Finding interest rates with fractional banking is very difficult because it is governed by quantifiable and unquantifiable factors.
Regulatory requirements (like reserve ratios and capital requirements) are objective and quantifiable and play a role (but it varies from bank to bank).
The supply of base money is only limited and is another objective quantifiable component.
But...a major component of banking is trust. If I create a new money "exchangepesos" and nobody wants it, then any quantifiable math equation would be useless. Banks create money. They create "deposit dollars" that of course exceed government dollars (base money). For this to work, there must be trust. If I as a depositor or as another bank don't trust say "Bank A", we won't trust in turn their deposit money which will ruin their credit rating and result in the destruction of their deposit money.
Another way of putting this is that banks operate by maturity mismatching. Matching short term debt to long term assets. This is naturally exceedingly risk and depends on those lending short term to the bank to consistently roll over such debt. Because long term assets are long term they will not get the principal in time to satisfy a redemption run by short term debt holders (many of which could be called depositors).
The extent to which a bank can create money and buy interest bearing assets (which affects interest rates) is a function largely of the trust the individuals (but mostly other banks) have in the bank that does the money creation. This is of course non-quantifiable.
The best solution IMO is to at least quantify the extent to which a bank mismatches debt to asset maturities. This is an obscure but growing measurement sometimes referred to as the liquidity mismatch index.

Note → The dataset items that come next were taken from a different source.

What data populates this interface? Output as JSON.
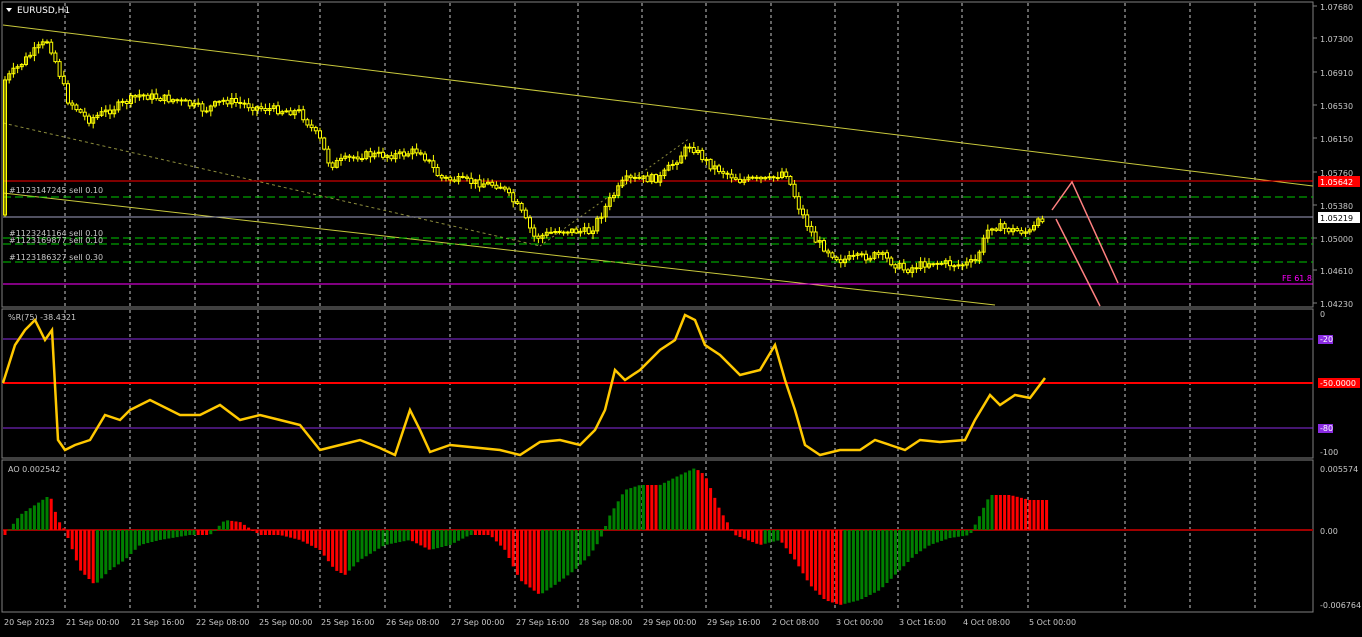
{
  "symbol": "EURUSD,H1",
  "main_panel": {
    "price_ticks": [
      "1.07680",
      "1.07300",
      "1.06910",
      "1.06530",
      "1.06150",
      "1.05760",
      "1.05380",
      "1.05000",
      "1.04610",
      "1.04230"
    ],
    "current_price": "1.05219",
    "level_price": "1.05642",
    "fe_label": "FE 61.8",
    "orders": [
      "#1123147245 sell 0.10",
      "#1123241164 sell 0.10",
      "#1123169877 sell 0.10",
      "#1123186327 sell 0.30"
    ]
  },
  "wpr_panel": {
    "label": "%R(75) -38.4321",
    "levels": [
      "0",
      "-20",
      "-50.0000",
      "-80",
      "-100"
    ]
  },
  "ao_panel": {
    "label": "AO 0.002542",
    "ticks": [
      "0.005574",
      "0.00",
      "-0.006764"
    ]
  },
  "time_labels": [
    "20 Sep 2023",
    "21 Sep 00:00",
    "21 Sep 16:00",
    "22 Sep 08:00",
    "25 Sep 00:00",
    "25 Sep 16:00",
    "26 Sep 08:00",
    "27 Sep 00:00",
    "27 Sep 16:00",
    "28 Sep 08:00",
    "29 Sep 00:00",
    "29 Sep 16:00",
    "2 Oct 08:00",
    "3 Oct 00:00",
    "3 Oct 16:00",
    "4 Oct 08:00",
    "5 Oct 00:00"
  ],
  "colors": {
    "background": "#000000",
    "candles": "#ffff00",
    "channel": "#c8c83c",
    "resistance": "#ff0000",
    "fibo": "#ff00ff",
    "orders": "#00c800",
    "wpr": "#ffc800",
    "ao_up": "#008000",
    "ao_down": "#ff0000",
    "projection": "#ff8080"
  }
}
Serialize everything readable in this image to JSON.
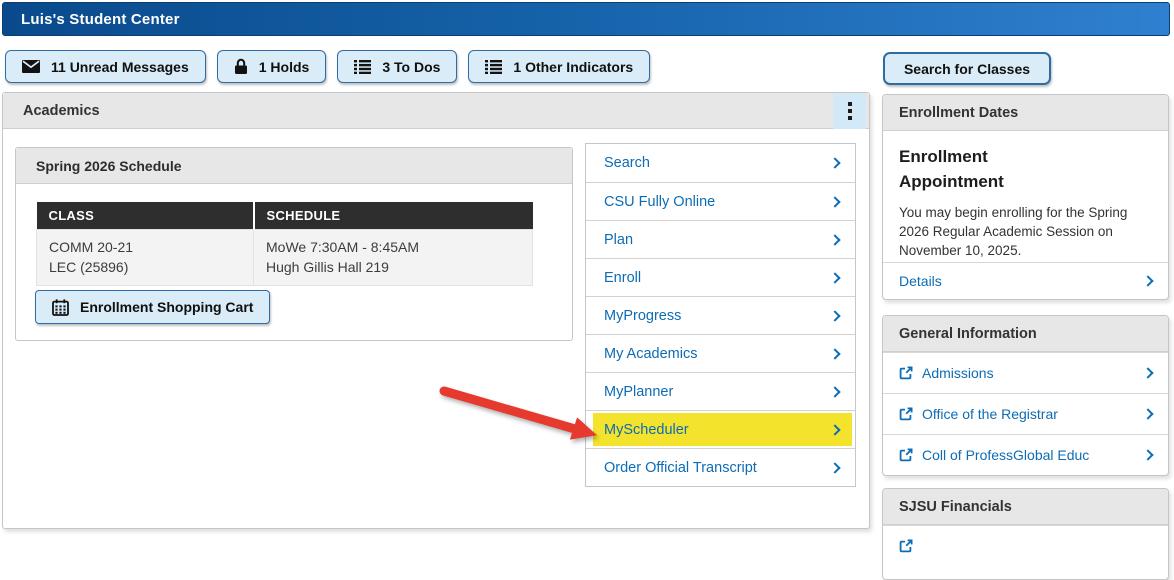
{
  "header": {
    "title": "Luis's Student Center"
  },
  "toolbar": {
    "unread_messages": "11 Unread Messages",
    "holds": "1 Holds",
    "todos": "3 To Dos",
    "other_indicators": "1 Other Indicators",
    "search_for_classes": "Search for Classes"
  },
  "academics": {
    "title": "Academics",
    "schedule_card": {
      "title": "Spring 2026 Schedule",
      "columns": [
        "CLASS",
        "SCHEDULE"
      ],
      "rows": [
        {
          "class_line1": "COMM 20-21",
          "class_line2": "LEC (25896)",
          "schedule_line1": "MoWe 7:30AM - 8:45AM",
          "schedule_line2": "Hugh Gillis Hall 219"
        }
      ],
      "cart_button": "Enrollment Shopping Cart"
    },
    "menu": {
      "items": [
        {
          "label": "Search",
          "highlighted": false
        },
        {
          "label": "CSU Fully Online",
          "highlighted": false
        },
        {
          "label": "Plan",
          "highlighted": false
        },
        {
          "label": "Enroll",
          "highlighted": false
        },
        {
          "label": "MyProgress",
          "highlighted": false
        },
        {
          "label": "My Academics",
          "highlighted": false
        },
        {
          "label": "MyPlanner",
          "highlighted": false
        },
        {
          "label": "MyScheduler",
          "highlighted": true
        },
        {
          "label": "Order Official Transcript",
          "highlighted": false
        }
      ]
    }
  },
  "sidebar": {
    "enrollment_dates": {
      "title": "Enrollment Dates",
      "heading": "Enrollment Appointment",
      "body": "You may begin enrolling for the Spring 2026 Regular Academic Session on November 10, 2025.",
      "details": "Details"
    },
    "general_information": {
      "title": "General Information",
      "links": [
        {
          "label": "Admissions"
        },
        {
          "label": "Office of the Registrar"
        },
        {
          "label": "Coll of ProfessGlobal Educ"
        }
      ]
    },
    "financials": {
      "title": "SJSU Financials"
    }
  },
  "colors": {
    "accent_blue": "#0d6cb5",
    "button_bg": "#d9ecf8",
    "button_border": "#2e6da4",
    "panel_header_bg": "#e7e7e7",
    "table_header_bg": "#2e2e2e",
    "highlight_yellow": "#f4e32c",
    "arrow_red": "#e63a2e",
    "titlebar_gradient_start": "#0a4a8c",
    "titlebar_gradient_end": "#2f80d0"
  }
}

A most practical manifestation of this equation would be to have a graph with the horizontal access being maturity times (say 1 second 'aka demand deposits), 1 month, 1 year, 5 years, 10 years, 25 years, etc...). Then the vertical axis quantify be amounts in dollars. Two lines would be drawn...one for bank debt stratified by maturity time and another for bank assets stratified by maturity time. Measuring the area of the difference of the two lines would give you a relatively interesting idea of where the banking system is at and where it could go (especially when compared to historic norms). But ultimately an exact equation to find interest rates is not possible because trust is so important to banking yet is not quantifiable.